My original design was to deal with the csv file at record-level. Files would have been split up to single lines, fields ingested in NiFi as flowfile attributes, processed by custom processors, then finally buffered together and sent to HDFS. The main reason why I initially designed it this way was to try to perform the computation entirely in memory, as flowfile attributes are stored in memory (given that flowfiles in the queues are below a configurable threshold). This seemed to me the fastest way. Some takeaways from the learning process of a relatively newbie NiFi user:

  • The basic work unit that you choose at design time has a huge impact in terms of latency/throughput. Seems like a obvious thing (was not clear to me it could have this impact on the performances), but if you want high throughput you should consider batching things together. On the other hand, small work unit get processed faster and give to you better latency. I thought that having single csv rows would have been a compromise between the two, but I was wrong. Really wrong. Batching rows together, and still processing them in memory, I got almost a 3x performance gain, but still was not enough given that the flow processed only 10MB/s.
  • Splitting and merging is very costly. As @mpayne wrote, things probably are going to improve, but if you are not forced to split the input, you will get a significant performance gain.
  • Flowfile attribute processing should be limited to few aspects, and not adopted as a way to ingest data into NiFi for further processing. After some performance gains with batching, I tried to increase the speed of the flow allocating multiple threads to processors. I was not able to achieve any improvement. This generated instead a really huge GC problem, which I reported in this question. After some time studying G1, and with some help from S.O. folks, I discovered that basically the issue could not be solved (or at least easily), since I had a huge live data set in memory that could not be collected by the garbage collector and that led to continuous full GCs. Thanks to @jwitt I started developing a "classic" flow which simply read flowfiles content instead of attributes, in which we batch rows together as work unit (maybe I overthougth the flow design a little bit at the beginning 😄 ).
  • With this new design I managed to get almost 55MB/s of throughput with a single machine. I don't think that this is bad, since csv records have 80 field each, and that the code has not been profiled. Adding more processing to the data I probably will see this value lower, but I think that I am in a sweet spot to eventually get a fast NiFi flow.

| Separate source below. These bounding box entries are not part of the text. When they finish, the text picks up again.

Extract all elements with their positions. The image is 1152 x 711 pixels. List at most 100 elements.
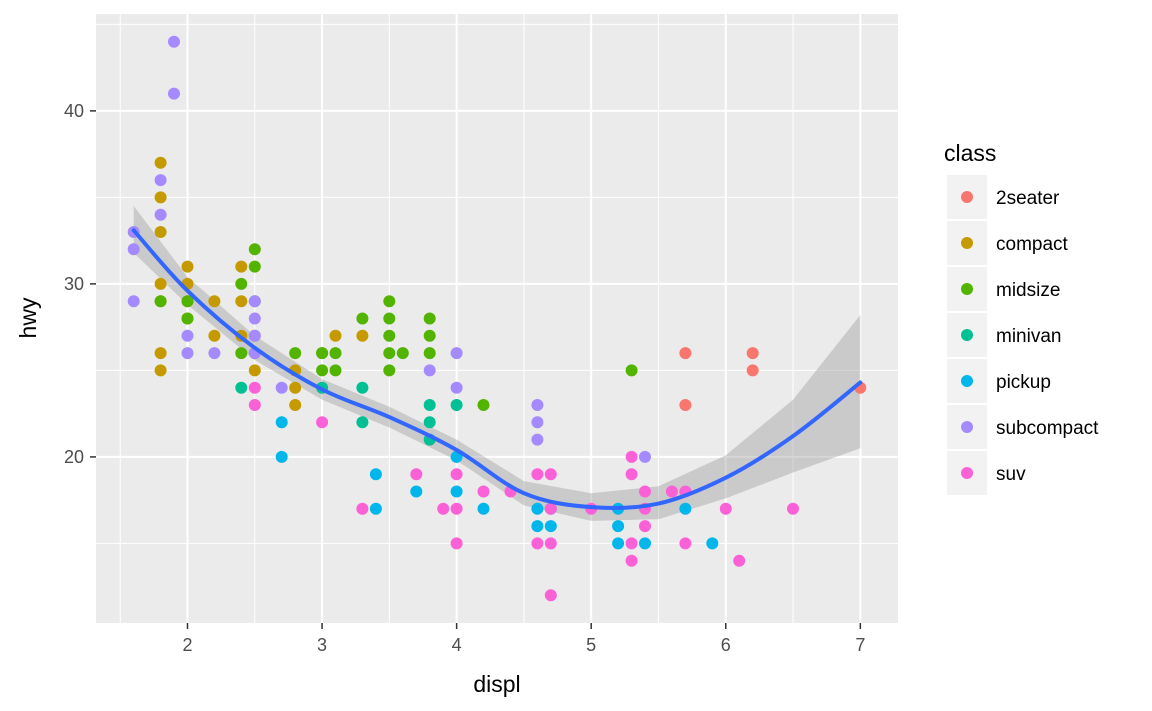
x-axis: 2 3 4 5 6 7 (182, 623, 865, 655)
data-point-subcompact (127, 295, 140, 308)
data-point-subcompact (248, 295, 261, 308)
data-point-midsize (383, 295, 396, 308)
data-point-subcompact (275, 381, 288, 394)
data-point-midsize (316, 364, 329, 377)
data-point-suv (356, 502, 369, 515)
data-point-compact (289, 399, 302, 411)
data-point-suv (544, 589, 557, 602)
data-point-suv (544, 468, 557, 481)
data-point-suv (450, 502, 463, 515)
x-tick-label: 3 (317, 635, 327, 655)
data-point-compact (235, 295, 248, 308)
data-point-suv (625, 468, 638, 481)
data-point-compact (356, 329, 369, 342)
data-point-suv (625, 554, 638, 567)
data-point-pickup (275, 450, 288, 463)
y-tick-label: 30 (64, 274, 84, 294)
data-point-subcompact (248, 312, 261, 325)
data-point-minivan (450, 399, 463, 411)
data-point-midsize (329, 347, 342, 360)
smooth-line (131, 228, 863, 511)
data-point-pickup (639, 537, 651, 550)
y-axis: 20 30 40 (64, 101, 96, 467)
data-point-minivan (235, 381, 248, 394)
legend-key-2seater (961, 191, 973, 203)
data-point-midsize (396, 347, 409, 360)
smooth-line-layer (131, 228, 863, 511)
data-point-suv (639, 520, 651, 533)
data-point-midsize (383, 364, 396, 377)
data-point-suv (410, 468, 423, 481)
data-point-compact (154, 156, 167, 169)
data-point-midsize (383, 347, 396, 360)
data-point-suv (544, 537, 557, 550)
data-point-pickup (531, 520, 544, 533)
data-point-2seater (679, 347, 692, 360)
data-point-midsize (248, 260, 261, 273)
legend-key-minivan (961, 329, 973, 341)
data-point-minivan (356, 381, 369, 394)
data-point-subcompact (127, 243, 140, 256)
data-point-2seater (679, 399, 692, 411)
legend-label-pickup: pickup (996, 372, 1051, 393)
data-point-midsize (181, 295, 194, 308)
data-point-midsize (423, 347, 436, 360)
data-point-pickup (410, 485, 423, 498)
y-axis-title: hwy (15, 297, 41, 338)
data-point-midsize (383, 312, 396, 325)
data-point-subcompact (639, 450, 651, 463)
data-point-midsize (477, 399, 490, 411)
data-point-2seater (746, 364, 759, 377)
legend-key-subcompact (961, 421, 973, 433)
data-point-compact (208, 329, 221, 342)
legend-label-midsize: midsize (996, 280, 1060, 301)
data-point-compact (154, 364, 167, 377)
data-point-midsize (235, 347, 248, 360)
data-point-pickup (275, 416, 288, 429)
data-point-subcompact (181, 347, 194, 360)
data-point-subcompact (168, 35, 180, 48)
data-point-midsize (316, 347, 329, 360)
data-point-pickup (612, 520, 625, 533)
data-point-compact (154, 226, 167, 238)
legend: class 2seater compact midsize minivan pickup… (944, 140, 1099, 497)
data-point-suv (531, 537, 544, 550)
data-point-subcompact (423, 364, 436, 377)
data-point-suv (248, 381, 261, 394)
data-point-pickup (477, 502, 490, 515)
data-point-midsize (383, 329, 396, 342)
data-point-suv (625, 450, 638, 463)
legend-key-compact (961, 237, 973, 249)
x-tick-label: 5 (586, 635, 596, 655)
data-point-suv (450, 468, 463, 481)
data-point-midsize (181, 312, 194, 325)
data-point-suv (544, 502, 557, 515)
data-point-compact (154, 277, 167, 290)
data-point-subcompact (450, 347, 463, 360)
data-point-compact (248, 364, 261, 377)
data-point-subcompact (450, 381, 463, 394)
plot-panel (96, 14, 898, 623)
data-point-suv (477, 485, 490, 498)
data-point-compact (208, 295, 221, 308)
data-point-suv (665, 485, 678, 498)
data-point-midsize (235, 277, 248, 290)
data-point-midsize (625, 364, 638, 377)
legend-label-minivan: minivan (996, 326, 1061, 347)
data-point-suv (248, 399, 261, 411)
legend-key-midsize (961, 283, 973, 295)
x-axis-title: displ (473, 671, 520, 697)
data-point-suv (450, 537, 463, 550)
data-point-suv (625, 537, 638, 550)
x-tick-label: 2 (182, 635, 192, 655)
data-point-midsize (248, 243, 261, 256)
data-point-minivan (423, 416, 436, 429)
data-point-minivan (356, 416, 369, 429)
data-point-compact (154, 191, 167, 204)
data-point-suv (437, 502, 450, 515)
data-point-suv (787, 502, 799, 515)
data-point-subcompact (531, 399, 544, 411)
data-points-layer (127, 35, 867, 602)
data-point-midsize (423, 312, 436, 325)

Thank you all for your support, hope the effort I put into learning NiFi will help someone else!

avatar

@Riccardo Iacomini great post here and I do think it will be quite helpful to others. As a result of this thread there are a couple really important and helpful JIRAs being worked on as well. SplitText performance will be substantially improved and MergeContent will as well. But, the design you've come to will still be the highest sustained performing approach. As you noted FlowFile attributes need to be used wisely. They're a powerful tool but they should be generally focused on things like tagging/routing rather than as a sort of in memory holder between deserialization and serialization.

Anyway great post and follow-through to help others!

avatar

@Riccardo Iacomini Thank you for the great post! This is very helpful. Here I am wondering how you batch things together like having many csv rows instead of one csv row. Because if we want to batch csv row into multiple rows, we use MergeContent processor, but you also mention that MergeContent is costly. So how batch processing will work on Nifi??